The ``rmdir`` command produces the same updates as ``shell``.

cpdir
.....

This command will copy a directory from one place to another place on the worker.  It takes the following
arguments:

``fromdir``

    Source directory for the copy operation, relative to the builder's basedir.

``todir``

    Destination directory for the copy operation, relative to the builder's basedir.

``timeout``
``maxTime``

    See ``shell`` above.

The ``cpdir`` command produces the same updates as ``shell``.

stat
....

This command returns status information about a file or directory.  It takes a
single parameter, ``file``, specifying the filename relative to the builder's
basedir.

It produces two status updates:

``stat``

    The return value from Python's ``os.stat``.

``rc``

    0 if the file is found, otherwise 1.

glob
....

This command finds all pathnames matching a specified pattern that uses shell-style wildcards.
It takes a single parameter, ``path``, specifying the pattern to pass to Python's
``glob.glob`` function.

It produces two status updates:

``files``

    The list of matching files returned from ``glob.glob``

``rc``

    0 if the ``glob.glob`` does not raise exception, otherwise 1.

listdir
.......

This command reads the directory and returns the list with directory contents. It
takes a single parameter, ``dir``, specifying the directory relative to the builder's basedir.
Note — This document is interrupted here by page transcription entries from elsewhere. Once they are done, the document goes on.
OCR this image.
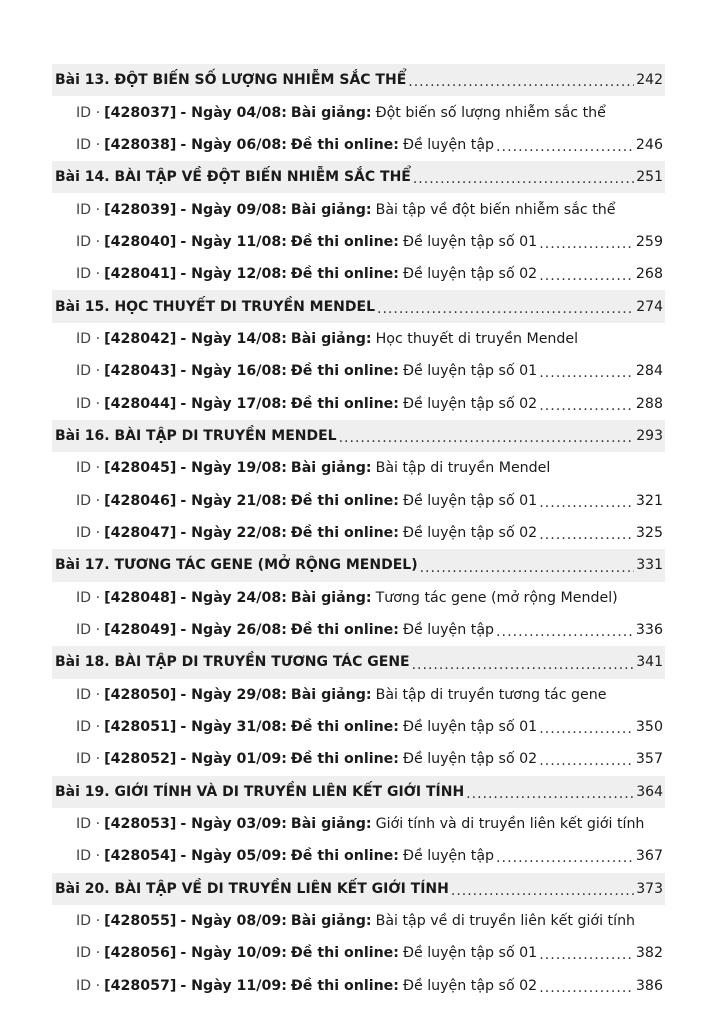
Bài 13. ĐỘT BIẾN SỐ LƯỢNG NHIỄM SẮC THỂ .....	242
ID · [428037] - Ngày 04/08: Bài giảng: Đột biến số lượng nhiễm sắc thể
ID · [428038] - Ngày 06/08: Đề thi online: Đề luyện tập .....	246
Bài 14. BÀI TẬP VỀ ĐỘT BIẾN NHIỄM SẮC THỂ .....	251
ID · [428039] - Ngày 09/08: Bài giảng: Bài tập về đột biến nhiễm sắc thể
ID · [428040] - Ngày 11/08: Đề thi online: Đề luyện tập số 01 .....	259
ID · [428041] - Ngày 12/08: Đề thi online: Đề luyện tập số 02 .....	268
Bài 15. HỌC THUYẾT DI TRUYỀN MENDEL .....	274
ID · [428042] - Ngày 14/08: Bài giảng: Học thuyết di truyền Mendel
ID · [428043] - Ngày 16/08: Đề thi online: Đề luyện tập số 01 .....	284
ID · [428044] - Ngày 17/08: Đề thi online: Đề luyện tập số 02 .....	288
Bài 16. BÀI TẬP DI TRUYỀN MENDEL .....	293
ID · [428045] - Ngày 19/08: Bài giảng: Bài tập di truyền Mendel
ID · [428046] - Ngày 21/08: Đề thi online: Đề luyện tập số 01 .....	321
ID · [428047] - Ngày 22/08: Đề thi online: Đề luyện tập số 02 .....	325
Bài 17. TƯƠNG TÁC GENE (MỞ RỘNG MENDEL) .....	331
ID · [428048] - Ngày 24/08: Bài giảng: Tương tác gene (mở rộng Mendel)
ID · [428049] - Ngày 26/08: Đề thi online: Đề luyện tập .....	336
Bài 18. BÀI TẬP DI TRUYỀN TƯƠNG TÁC GENE .....	341
ID · [428050] - Ngày 29/08: Bài giảng: Bài tập di truyền tương tác gene
ID · [428051] - Ngày 31/08: Đề thi online: Đề luyện tập số 01 .....	350
ID · [428052] - Ngày 01/09: Đề thi online: Đề luyện tập số 02 .....	357
Bài 19. GIỚI TÍNH VÀ DI TRUYỀN LIÊN KẾT GIỚI TÍNH .....	364
ID · [428053] - Ngày 03/09: Bài giảng: Giới tính và di truyền liên kết giới tính
ID · [428054] - Ngày 05/09: Đề thi online: Đề luyện tập .....	367
Bài 20. BÀI TẬP VỀ DI TRUYỀN LIÊN KẾT GIỚI TÍNH .....	373
ID · [428055] - Ngày 08/09: Bài giảng: Bài tập về di truyền liên kết giới tính
ID · [428056] - Ngày 10/09: Đề thi online: Đề luyện tập số 01 .....	382
ID · [428057] - Ngày 11/09: Đề thi online: Đề luyện tập số 02 .....	386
It produces two status updates:

``files``

    The list of files in the directory returned from ``os.listdir``

``rc``

    0 if the ``os.listdir`` does not raise exception, otherwise 1.

rmfile
......

This command removes the file in the worker base directory.
It takes a single parameter, ``path``, specifying the file path relative to the builder's basedir.

It produces one status update:

``rc``

    0 if the ``os.remove`` does not raise exception, otherwise the corresponding errno.